Official says city's lower credit rating should be important to citizens

An "A" on a test is great. An "A" as the credit rating for the City of Memphis is not so good.

Four years ago, the city's credit rating was AA++. It then slipped to AA+, then AA, and now, simply A.

Memphis Chief Financial Officer Robert Lipscomb said Wednesday the rating is important.

"It says a lot about your city," he said. "It also says a lot about the cost of borrowing money."

Lipscomb is the man Mayor Herenton tapped to oversee the fiscal turnaround of the city.

"This happened over a period of time, so it's going to take us a while to get out of the situation," he said.

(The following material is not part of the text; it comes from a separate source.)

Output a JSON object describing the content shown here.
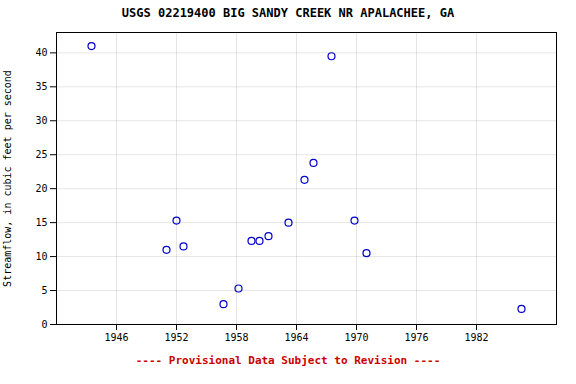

What happened "over a period of time" is the city's monetary reserve went from $60 million 4 years ago to just a half a million dollars currently. Last year the city used $25 million of the reserve just to balance the budget.

The lower credit rating means is less money for capital improvements, such as amenities in Memphis neighborhoods. City Council member Scott McCormick thinks it will have an impact on citizens.

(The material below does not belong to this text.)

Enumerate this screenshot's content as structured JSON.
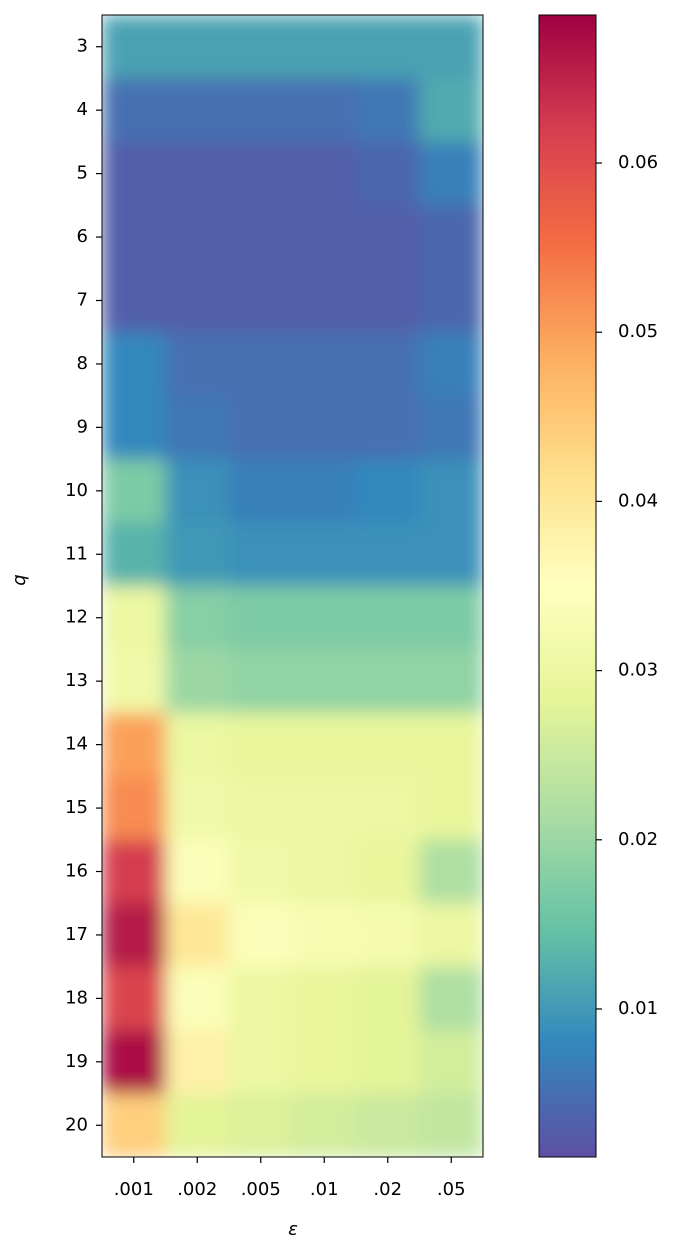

"Part of capital expenditures are buying firetrucks," McCormick said. "You have to buy firetrucks to put out the fires, and you have to buy police cars that the officers can patrol and protect the citizens in."

McCormick also said he is more confident in the new financial team at city hall than he was two years ago.

"I hope that we've hit rock bottom," he said, "and we are heading back upwards."

City leaders are hopeful there will be a million dollars in the reserve at the end of the year. It could be years before a top credit rating is restored.